I wanted to tell her to fuck off, but I didn’t know the term yet. “Okay,” I said. It was the blandest, safest response to something I knew in my marrow there was no escaping. I didn’t understand how to act around Alice. If I stammered to answer one of her sneering requests in the audience of Abercrombies, they would gasp and cackle and tear my answer apart: “oh my gawwwdd did you hear what she just said!?” If I pretended to ignore them they only got worse. “Look at her pretending she doesn’t hear us! We can seeeeee you!” I’d spent my childhood up in my head, grazing down to earth in books and art projects and all manner of lofty, useless bullshit. I was too sincere to live. I didn’t develop a solitary street smart—no comebacks, no punches. I was as scrappy as a Precious Moments figurine.
“I’ll come with you,” she commanded, and there was nowhere else to go but with her, silently, to the basketball court, where Tony thumped a ball at the brick wall. Alice’s friends clustered behind him with a few of the future linebackers. “Hey Tony,” Alice broke in. “Tabitha has something she wants to ask you.”
My eyes couldn’t reach Tony’s. They stayed on my shoes, the hot pink laces amidst an upper middle class milieu of Doc Martens. “doyouwannagooutwithme.”
“Eh?” said Tony, grabbing the noisy ball from bouncing back.
“She ASKED you OUT,” Alice reiterated, her powdered cheeks glowing molten.
“Why would I ever go out with you!?” I still couldn’t lift my gaze from my laces to see Tony, the girls, the world refracting me back. “That’s disgusting. You’re a freaking zit farm freak in a fugly sweater. Gross, Alice.”
I didn’t go back to our classroom when the bell rang, moments later, like a lazy sitcom edit. I veered left in the hallway into the girl’s bathroom with its mint tile and dirty peach stalls and bleach air. The reflection of my blotched face, stringy hair, bad skin, sweet stupid animals. I tore the farm sweater off and balled it up, shoved it to the bottom of my backpack. In my white t-shirt and jeans, I sunk to my knees on the tile and embraced the closest ceramic rim. I coughed, I choked, I gagged, until everything in my stomach purged into the water.
* * *
I have written this story five times.
The middle of the story stays the same. It is what surrounds it that I keep changing, the interpretation I give this one incident of many in that nightmare bullied school year, cut short when the depression became so severe and I couldn’t take it and dropped out. This is the day I remember most vividly, that moment when some part of me broke. The seam of a tear, the start of a spiral.
In these other versions of the story I am angry at Alice. How cruel! How vile! How bullshit. Raging against Alice Grant is a fist shaken at the sky. If it hadn’t been her blade, it would have been another. I was blood in the water.

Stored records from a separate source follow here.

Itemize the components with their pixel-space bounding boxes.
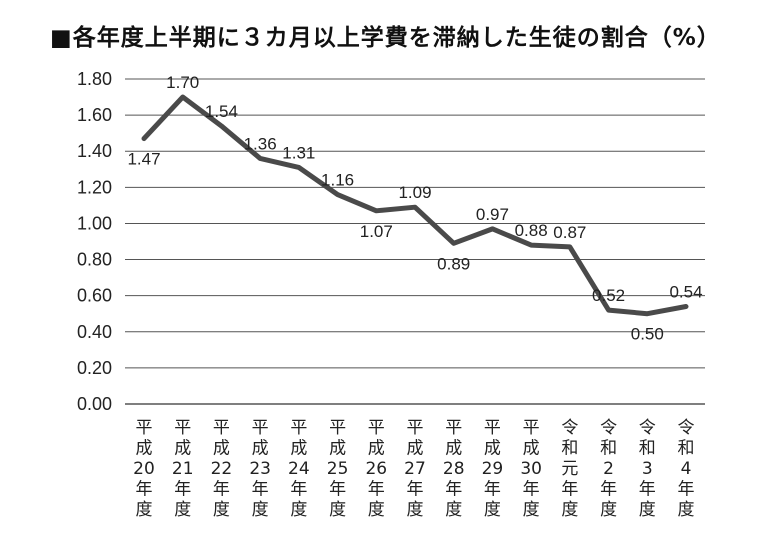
series-line	[141, 94, 689, 317]
x-tick-label: 令和 2 年度	[600, 418, 617, 520]
data-label: 1.07	[360, 222, 393, 241]
series-line-path	[141, 94, 689, 317]
x-tick-label: 平成 30 年度	[520, 418, 542, 520]
y-axis-ticks: 0.00 0.20 0.40 0.60 0.80 1.00 1.20 1.40 1.60 1.80	[77, 69, 112, 414]
y-tick-label: 0.40	[77, 322, 112, 342]
data-label: 1.31	[282, 143, 315, 162]
y-tick-label: 1.40	[77, 141, 112, 161]
x-tick-label: 平成 21 年度	[172, 418, 194, 520]
x-tick-label: 令和元年度	[561, 418, 578, 520]
x-tick-label: 平成 20 年度	[133, 418, 155, 520]
data-label: 0.50	[631, 325, 664, 344]
y-tick-label: 1.20	[77, 177, 112, 197]
data-label: 0.97	[476, 205, 509, 224]
y-tick-label: 0.80	[77, 250, 112, 270]
y-tick-label: 0.60	[77, 286, 112, 306]
data-label: 0.87	[553, 223, 586, 242]
x-tick-label: 平成 29 年度	[482, 418, 504, 520]
x-tick-label: 平成 23 年度	[249, 418, 271, 520]
y-tick-label: 1.80	[77, 69, 112, 89]
data-label: 0.89	[437, 254, 470, 273]
y-tick-label: 0.00	[77, 394, 112, 414]
y-tick-label: 0.20	[77, 358, 112, 378]
data-label: 0.52	[592, 286, 625, 305]
data-label: 1.54	[205, 102, 238, 121]
x-tick-label: 平成 25 年度	[327, 418, 349, 520]
x-tick-label: 令和 4 年度	[678, 418, 695, 520]
data-label: 1.16	[321, 171, 354, 190]
data-label: 1.47	[127, 150, 160, 169]
x-tick-label: 令和 3 年度	[639, 418, 656, 520]
data-label: 0.88	[515, 221, 548, 240]
x-tick-label: 平成 26 年度	[365, 418, 387, 520]
data-labels: 1.47 1.70 1.54 1.36 1.31 1.16 1.07 1.09 0.89 0.97…	[127, 73, 702, 344]
grid-lines	[125, 78, 705, 405]
data-label: 1.09	[398, 183, 431, 202]
x-tick-label: 平成 28 年度	[443, 418, 465, 520]
chart-title: ■各年度上半期に３カ月以上学費を滞納した生徒の割合（%）	[50, 25, 721, 51]
data-label: 0.54	[669, 283, 702, 302]
data-label: 1.36	[244, 134, 277, 153]
data-label: 1.70	[166, 73, 199, 92]
y-tick-label: 1.00	[77, 213, 112, 233]
x-tick-label: 平成 22 年度	[211, 418, 233, 520]
y-tick-label: 1.60	[77, 105, 112, 125]
x-tick-label: 平成 24 年度	[288, 418, 310, 520]
x-tick-label: 平成 27 年度	[404, 418, 426, 520]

In these other versions I want to travel back in time and give that girl I was a hug. A pep talk. Don’t give up on your heart. That’s the cutest sweater you’ll ever own. In truth, I can’t stomach that girl. I recoil from her photograph. I stand back and watch this scene like a pageant parent, tsk tsk-ing. Couldn’t you stick up for yourself? Would it be that hard to whip out a comeback, or punch Alice in the face? Anything, anything else? I spent the rest of that year, the rest of my adolescence, young adulthood, trying to appease the masters whose whole game was keeping me out of a win. Look, I bought the brand you don’t hate! Look, I’m being quiet, I’m sticking to the sidelines. Approve, approve, approve. I want to tell the story of a girl who pushed back, not a mewling victim. But this is what I’ve got. Give me back that sweater. You’re not worthy. You’re just going to give it up. I pick up where every bully left off. The torture loops.